Types of Antipsychotics

  • Classic Antipsychotics: Examples include chlorpromazine and butyrophenones.

  • 2nd Generation Antipsychotics: Generally have fewer side effects, examples include:

    • Clozapine

    • Risperidone

    • Aripiprazole.

Side Effects and Risks

  • Strong side effects can cause patients to discontinue medication, notable side effects include:

    • Tardive Dyskinesia (TD): Characterized by stereotyped involuntary movements, often affecting the face and jaw, occurring in 10-20% of individuals treated with antipsychotics.
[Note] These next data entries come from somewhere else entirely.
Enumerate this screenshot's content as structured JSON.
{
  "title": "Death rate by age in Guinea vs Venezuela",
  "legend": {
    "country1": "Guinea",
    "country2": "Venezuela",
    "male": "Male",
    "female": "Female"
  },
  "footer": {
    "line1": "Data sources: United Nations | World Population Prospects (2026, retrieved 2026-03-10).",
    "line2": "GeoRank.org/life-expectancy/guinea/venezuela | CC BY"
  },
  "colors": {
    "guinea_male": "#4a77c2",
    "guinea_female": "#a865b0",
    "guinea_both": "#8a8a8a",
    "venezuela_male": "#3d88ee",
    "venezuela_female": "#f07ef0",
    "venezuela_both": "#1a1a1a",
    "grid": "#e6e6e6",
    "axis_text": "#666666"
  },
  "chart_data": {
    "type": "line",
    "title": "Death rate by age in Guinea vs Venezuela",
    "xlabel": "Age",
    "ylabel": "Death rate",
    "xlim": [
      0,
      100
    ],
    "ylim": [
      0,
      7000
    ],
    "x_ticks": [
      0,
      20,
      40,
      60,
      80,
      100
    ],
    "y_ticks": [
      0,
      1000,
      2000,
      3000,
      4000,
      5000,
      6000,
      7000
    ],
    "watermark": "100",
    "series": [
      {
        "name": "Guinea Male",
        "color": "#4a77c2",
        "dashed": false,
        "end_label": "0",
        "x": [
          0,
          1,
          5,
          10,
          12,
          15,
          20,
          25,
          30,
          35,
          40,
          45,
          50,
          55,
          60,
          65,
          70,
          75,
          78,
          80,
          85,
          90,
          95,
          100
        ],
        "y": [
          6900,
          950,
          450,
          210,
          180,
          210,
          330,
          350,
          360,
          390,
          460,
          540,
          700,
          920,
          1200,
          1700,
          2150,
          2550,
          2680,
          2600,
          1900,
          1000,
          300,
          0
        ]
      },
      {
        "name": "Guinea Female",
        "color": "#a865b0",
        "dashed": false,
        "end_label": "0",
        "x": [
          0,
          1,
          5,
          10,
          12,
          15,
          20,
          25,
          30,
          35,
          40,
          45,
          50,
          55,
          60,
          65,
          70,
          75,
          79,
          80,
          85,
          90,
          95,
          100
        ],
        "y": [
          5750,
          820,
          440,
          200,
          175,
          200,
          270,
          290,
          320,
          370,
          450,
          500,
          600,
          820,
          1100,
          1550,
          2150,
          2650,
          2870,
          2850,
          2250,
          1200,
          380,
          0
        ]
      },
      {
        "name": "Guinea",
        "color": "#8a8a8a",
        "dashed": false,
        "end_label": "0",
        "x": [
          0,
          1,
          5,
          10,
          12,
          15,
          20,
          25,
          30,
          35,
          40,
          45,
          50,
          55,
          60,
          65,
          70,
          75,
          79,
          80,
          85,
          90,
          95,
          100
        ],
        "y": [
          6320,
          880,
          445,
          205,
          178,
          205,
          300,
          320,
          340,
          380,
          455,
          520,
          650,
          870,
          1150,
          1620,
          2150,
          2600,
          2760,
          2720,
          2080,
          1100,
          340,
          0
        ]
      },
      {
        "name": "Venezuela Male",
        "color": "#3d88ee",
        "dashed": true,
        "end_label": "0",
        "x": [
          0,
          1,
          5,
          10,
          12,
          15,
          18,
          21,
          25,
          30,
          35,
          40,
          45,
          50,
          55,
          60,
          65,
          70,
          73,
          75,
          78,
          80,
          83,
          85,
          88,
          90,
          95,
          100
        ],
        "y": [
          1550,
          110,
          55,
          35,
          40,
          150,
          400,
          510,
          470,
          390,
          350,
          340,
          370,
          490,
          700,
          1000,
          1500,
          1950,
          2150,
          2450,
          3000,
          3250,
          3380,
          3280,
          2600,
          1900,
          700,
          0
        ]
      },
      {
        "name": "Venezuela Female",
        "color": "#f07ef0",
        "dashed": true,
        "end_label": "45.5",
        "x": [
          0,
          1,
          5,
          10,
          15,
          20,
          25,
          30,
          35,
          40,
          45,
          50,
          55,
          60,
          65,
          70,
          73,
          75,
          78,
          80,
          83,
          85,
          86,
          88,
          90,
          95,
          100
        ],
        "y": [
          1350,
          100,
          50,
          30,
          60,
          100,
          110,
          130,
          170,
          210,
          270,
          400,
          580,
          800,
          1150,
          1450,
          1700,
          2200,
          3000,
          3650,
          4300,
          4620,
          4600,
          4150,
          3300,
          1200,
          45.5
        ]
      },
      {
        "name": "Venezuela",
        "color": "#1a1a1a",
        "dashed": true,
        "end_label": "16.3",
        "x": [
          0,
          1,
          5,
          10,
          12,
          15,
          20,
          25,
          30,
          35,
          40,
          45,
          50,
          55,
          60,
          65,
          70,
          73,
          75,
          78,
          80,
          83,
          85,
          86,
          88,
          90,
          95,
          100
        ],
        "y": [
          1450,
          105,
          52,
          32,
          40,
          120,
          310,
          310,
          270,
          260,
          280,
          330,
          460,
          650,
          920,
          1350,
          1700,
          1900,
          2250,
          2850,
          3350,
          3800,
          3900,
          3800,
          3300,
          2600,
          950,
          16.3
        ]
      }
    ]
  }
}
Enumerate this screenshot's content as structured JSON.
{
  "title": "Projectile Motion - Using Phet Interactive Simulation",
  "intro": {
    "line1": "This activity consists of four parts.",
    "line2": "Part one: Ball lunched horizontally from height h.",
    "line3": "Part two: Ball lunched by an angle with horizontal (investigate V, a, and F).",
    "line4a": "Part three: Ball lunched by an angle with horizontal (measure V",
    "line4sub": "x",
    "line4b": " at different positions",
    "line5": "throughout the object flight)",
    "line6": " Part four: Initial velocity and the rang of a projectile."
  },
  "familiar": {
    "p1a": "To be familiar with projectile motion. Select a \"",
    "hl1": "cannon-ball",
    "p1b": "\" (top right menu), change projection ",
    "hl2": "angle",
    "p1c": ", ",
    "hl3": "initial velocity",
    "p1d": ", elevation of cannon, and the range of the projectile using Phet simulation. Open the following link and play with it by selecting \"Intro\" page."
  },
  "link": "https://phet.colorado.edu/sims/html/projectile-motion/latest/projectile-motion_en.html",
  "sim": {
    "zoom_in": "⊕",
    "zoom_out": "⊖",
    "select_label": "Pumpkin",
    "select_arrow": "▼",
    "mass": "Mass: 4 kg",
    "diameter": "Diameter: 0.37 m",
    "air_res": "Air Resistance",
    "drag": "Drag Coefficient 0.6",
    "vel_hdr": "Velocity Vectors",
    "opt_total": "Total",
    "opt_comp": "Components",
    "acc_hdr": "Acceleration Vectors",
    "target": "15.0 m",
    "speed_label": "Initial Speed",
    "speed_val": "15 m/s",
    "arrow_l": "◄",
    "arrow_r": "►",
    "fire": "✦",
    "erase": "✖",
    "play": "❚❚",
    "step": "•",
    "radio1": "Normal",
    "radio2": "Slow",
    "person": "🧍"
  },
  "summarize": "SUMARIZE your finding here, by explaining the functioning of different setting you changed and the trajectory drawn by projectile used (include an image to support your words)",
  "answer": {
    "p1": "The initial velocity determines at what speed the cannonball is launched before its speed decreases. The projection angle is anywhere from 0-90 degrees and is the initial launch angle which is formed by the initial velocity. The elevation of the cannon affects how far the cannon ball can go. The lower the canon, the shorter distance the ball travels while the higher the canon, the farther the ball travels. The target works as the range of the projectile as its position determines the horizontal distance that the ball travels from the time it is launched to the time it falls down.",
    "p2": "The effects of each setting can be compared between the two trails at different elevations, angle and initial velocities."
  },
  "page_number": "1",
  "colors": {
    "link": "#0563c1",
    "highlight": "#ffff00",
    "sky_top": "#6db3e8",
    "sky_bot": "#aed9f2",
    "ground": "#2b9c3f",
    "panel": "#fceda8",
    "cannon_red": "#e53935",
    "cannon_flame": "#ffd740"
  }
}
Comparison of Receptor Interactions

Receptor Type

Effects

Possible Side Effects

Dopamine D2

Reduced positive symptoms

Extrapyramidal side effects (EPS), tardive dyskinesia, endocrine effects such as prolactin secretion, menstrual changes, sexual dysfunction.

Serotonin 5-HT2A

Reduced EPS?

Sexual dysfunction

Serotonin 5-HT2C

Unknown

Weight gain

Atypical Antipsychotics

  • Part of the second generation, these drugs reduce positive symptoms without major motor side effects.

  • Examples include:

    • Sulpiride

    • Aripiprazole (Abilify): A broad-spectrum partial agonist with weak affinities for D1 and D2 but strong interactions with other non-dopaminergic receptors.